Question

A monatomic ideal gas in equilibrium at a pressure of 3 kPa and a temperature of 300 K is initially confined in a volume of 1.3 m^3 by a wall. The wall is suddenly removed and a new equilibrium state with the volume 10.4 m^3 is reached.
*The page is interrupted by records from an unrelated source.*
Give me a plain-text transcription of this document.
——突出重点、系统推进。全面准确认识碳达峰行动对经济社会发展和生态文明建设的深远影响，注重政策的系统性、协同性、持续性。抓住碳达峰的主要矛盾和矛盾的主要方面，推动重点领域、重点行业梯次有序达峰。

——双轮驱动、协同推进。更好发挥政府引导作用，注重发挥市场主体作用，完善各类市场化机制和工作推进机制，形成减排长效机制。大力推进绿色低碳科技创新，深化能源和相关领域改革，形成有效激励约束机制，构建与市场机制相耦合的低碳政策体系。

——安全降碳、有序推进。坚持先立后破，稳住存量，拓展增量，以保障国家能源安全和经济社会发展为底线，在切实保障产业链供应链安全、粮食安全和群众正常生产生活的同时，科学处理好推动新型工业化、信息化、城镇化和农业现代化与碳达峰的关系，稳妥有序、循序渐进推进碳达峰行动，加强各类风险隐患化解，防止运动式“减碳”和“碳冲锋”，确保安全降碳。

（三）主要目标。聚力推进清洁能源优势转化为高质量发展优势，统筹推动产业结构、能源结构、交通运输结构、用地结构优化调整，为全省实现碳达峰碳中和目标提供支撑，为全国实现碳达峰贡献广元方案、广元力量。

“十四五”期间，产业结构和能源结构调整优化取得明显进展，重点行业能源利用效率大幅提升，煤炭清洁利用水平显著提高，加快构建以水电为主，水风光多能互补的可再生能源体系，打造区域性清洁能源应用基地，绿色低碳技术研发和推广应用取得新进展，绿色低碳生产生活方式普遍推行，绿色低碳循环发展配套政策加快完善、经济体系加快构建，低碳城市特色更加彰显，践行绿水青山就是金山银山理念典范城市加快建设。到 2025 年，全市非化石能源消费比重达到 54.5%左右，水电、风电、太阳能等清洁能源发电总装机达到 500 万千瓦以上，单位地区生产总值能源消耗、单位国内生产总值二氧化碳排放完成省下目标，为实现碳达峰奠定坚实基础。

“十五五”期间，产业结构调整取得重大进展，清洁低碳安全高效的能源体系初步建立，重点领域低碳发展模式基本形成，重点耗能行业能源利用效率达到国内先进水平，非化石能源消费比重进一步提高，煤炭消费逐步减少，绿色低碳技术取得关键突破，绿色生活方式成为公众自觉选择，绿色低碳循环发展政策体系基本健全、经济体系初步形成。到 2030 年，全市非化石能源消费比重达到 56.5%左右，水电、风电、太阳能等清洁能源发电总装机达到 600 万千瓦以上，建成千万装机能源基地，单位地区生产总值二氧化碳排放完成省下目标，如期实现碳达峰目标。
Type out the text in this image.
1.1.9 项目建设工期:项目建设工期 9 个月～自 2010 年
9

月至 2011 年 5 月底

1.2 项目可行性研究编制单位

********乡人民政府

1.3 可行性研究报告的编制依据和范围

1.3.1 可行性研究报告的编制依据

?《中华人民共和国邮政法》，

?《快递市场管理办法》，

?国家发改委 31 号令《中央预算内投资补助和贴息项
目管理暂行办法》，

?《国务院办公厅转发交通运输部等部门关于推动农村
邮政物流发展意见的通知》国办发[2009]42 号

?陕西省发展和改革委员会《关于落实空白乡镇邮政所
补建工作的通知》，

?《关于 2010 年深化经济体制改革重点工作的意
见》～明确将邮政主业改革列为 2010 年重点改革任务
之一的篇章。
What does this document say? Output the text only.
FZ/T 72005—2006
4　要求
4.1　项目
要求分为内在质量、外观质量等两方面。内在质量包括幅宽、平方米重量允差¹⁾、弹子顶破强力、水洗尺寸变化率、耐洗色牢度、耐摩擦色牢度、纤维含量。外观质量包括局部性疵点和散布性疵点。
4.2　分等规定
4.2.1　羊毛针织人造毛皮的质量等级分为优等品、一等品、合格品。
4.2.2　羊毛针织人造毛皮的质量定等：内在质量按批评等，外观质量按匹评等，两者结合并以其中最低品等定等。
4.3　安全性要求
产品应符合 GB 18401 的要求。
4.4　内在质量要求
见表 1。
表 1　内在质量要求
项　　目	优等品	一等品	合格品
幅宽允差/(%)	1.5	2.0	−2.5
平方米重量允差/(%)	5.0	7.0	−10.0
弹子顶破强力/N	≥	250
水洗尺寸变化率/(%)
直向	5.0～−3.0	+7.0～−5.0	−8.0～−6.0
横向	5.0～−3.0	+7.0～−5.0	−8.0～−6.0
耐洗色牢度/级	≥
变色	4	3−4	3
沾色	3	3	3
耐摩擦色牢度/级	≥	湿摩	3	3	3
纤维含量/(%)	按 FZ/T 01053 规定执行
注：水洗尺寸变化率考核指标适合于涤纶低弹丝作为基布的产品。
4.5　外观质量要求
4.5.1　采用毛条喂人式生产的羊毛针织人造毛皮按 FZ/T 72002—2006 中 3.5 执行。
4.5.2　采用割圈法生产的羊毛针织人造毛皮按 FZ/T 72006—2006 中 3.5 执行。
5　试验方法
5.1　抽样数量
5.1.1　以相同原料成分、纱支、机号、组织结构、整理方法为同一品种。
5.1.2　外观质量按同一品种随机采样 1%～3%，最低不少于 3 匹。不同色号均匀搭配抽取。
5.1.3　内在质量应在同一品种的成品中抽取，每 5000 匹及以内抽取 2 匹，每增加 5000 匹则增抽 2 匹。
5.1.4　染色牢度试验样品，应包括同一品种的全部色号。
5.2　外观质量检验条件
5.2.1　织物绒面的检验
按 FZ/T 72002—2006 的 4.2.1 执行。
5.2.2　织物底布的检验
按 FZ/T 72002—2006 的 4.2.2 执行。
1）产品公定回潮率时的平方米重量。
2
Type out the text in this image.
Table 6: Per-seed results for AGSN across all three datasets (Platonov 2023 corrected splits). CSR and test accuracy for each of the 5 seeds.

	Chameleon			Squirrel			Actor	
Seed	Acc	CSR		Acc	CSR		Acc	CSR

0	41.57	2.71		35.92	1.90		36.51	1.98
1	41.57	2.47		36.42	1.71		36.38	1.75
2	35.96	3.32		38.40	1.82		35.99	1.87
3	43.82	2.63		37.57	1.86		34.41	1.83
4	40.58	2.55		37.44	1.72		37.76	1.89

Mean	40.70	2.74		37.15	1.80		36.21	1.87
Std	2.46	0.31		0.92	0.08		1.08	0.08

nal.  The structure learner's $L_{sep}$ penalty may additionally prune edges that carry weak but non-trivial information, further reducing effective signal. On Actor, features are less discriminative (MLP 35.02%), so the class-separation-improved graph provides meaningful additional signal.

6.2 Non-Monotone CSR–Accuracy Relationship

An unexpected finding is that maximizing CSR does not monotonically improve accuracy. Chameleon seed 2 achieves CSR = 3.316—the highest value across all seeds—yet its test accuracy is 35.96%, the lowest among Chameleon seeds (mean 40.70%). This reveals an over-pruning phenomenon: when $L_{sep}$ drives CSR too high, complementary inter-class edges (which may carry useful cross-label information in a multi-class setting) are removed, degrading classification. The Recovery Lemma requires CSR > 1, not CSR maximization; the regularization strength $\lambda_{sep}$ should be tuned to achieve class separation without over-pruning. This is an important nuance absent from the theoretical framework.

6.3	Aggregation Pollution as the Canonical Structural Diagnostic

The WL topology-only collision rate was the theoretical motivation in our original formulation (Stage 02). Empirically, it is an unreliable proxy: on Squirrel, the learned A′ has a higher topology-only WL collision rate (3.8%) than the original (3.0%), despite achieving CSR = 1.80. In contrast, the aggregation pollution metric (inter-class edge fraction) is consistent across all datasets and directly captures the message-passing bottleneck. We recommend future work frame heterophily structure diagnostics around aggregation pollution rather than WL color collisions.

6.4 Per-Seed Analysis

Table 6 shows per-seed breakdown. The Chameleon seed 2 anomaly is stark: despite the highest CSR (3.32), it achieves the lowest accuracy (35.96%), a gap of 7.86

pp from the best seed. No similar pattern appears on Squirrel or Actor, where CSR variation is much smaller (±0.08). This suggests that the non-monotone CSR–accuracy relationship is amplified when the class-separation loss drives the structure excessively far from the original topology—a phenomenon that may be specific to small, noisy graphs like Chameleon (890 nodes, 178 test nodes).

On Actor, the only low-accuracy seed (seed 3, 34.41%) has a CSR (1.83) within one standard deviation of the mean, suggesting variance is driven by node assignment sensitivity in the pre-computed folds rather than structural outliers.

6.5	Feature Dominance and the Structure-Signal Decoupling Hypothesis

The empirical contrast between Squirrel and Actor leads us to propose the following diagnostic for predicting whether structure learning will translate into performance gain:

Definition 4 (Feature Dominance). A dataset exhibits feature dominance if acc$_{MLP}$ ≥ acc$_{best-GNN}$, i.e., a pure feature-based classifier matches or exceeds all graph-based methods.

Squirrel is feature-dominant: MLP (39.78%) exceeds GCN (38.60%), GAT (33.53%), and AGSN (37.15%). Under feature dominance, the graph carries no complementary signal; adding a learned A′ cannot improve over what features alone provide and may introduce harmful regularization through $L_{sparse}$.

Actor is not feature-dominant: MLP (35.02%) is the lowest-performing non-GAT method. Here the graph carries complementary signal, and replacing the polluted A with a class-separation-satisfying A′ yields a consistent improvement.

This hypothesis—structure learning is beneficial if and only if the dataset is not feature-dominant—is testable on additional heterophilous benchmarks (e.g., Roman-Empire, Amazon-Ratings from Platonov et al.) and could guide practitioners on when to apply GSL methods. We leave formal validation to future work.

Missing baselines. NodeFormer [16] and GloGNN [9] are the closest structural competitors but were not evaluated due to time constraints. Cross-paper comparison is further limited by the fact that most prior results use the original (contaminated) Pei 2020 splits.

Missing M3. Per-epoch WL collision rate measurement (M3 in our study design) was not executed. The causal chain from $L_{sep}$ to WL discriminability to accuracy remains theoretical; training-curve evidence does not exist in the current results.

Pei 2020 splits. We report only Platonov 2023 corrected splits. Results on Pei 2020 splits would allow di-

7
You may assume that the system is isolated, such that there is no exchange of heat or work with its surrounding environment.1. What is the total change in entropy? a. ΔS = 9.01 J/K b. ΔS = 31.5 J/K c. ΔS = 0 J/K d. ΔS = 1.1 J/K e. ΔS = 63.1 J/K

Answer 1

To solve this problem, it is necessary to apply the concepts related to the change of entropy in function of the Volume in two states due to the number of moles and the ideal gas constant, this can be expressed as

`\Delta S = nRln((V_2)/(V_1))`

Where,

R = Gas constant

V = Volume (at each state)

At the same time the number of moles of gas would be determined by the ideal gas equation, that is,

`n = (PV)/(RT)`

Where,

P = Pressure

V = Volume

R = Gas Constant

T = Temperature

`n = ((1000Pa)(1.3m^3))/((300K)(8.314Pa\cdot m^3\cdot K^(-1)\cdot mol^(-1)))`

`n = 0.521mol`

Using the value of moles to replace it in the first equation we have

`\Delta S = (0.521mol)(8.314Pa\cdot m^3\cdot K^(-1)\cdot mol^(-1))ln((10.3m^3)/(1.3m^3))`

`\Delta S = 9.01J/K`

Therefore the correct option is A.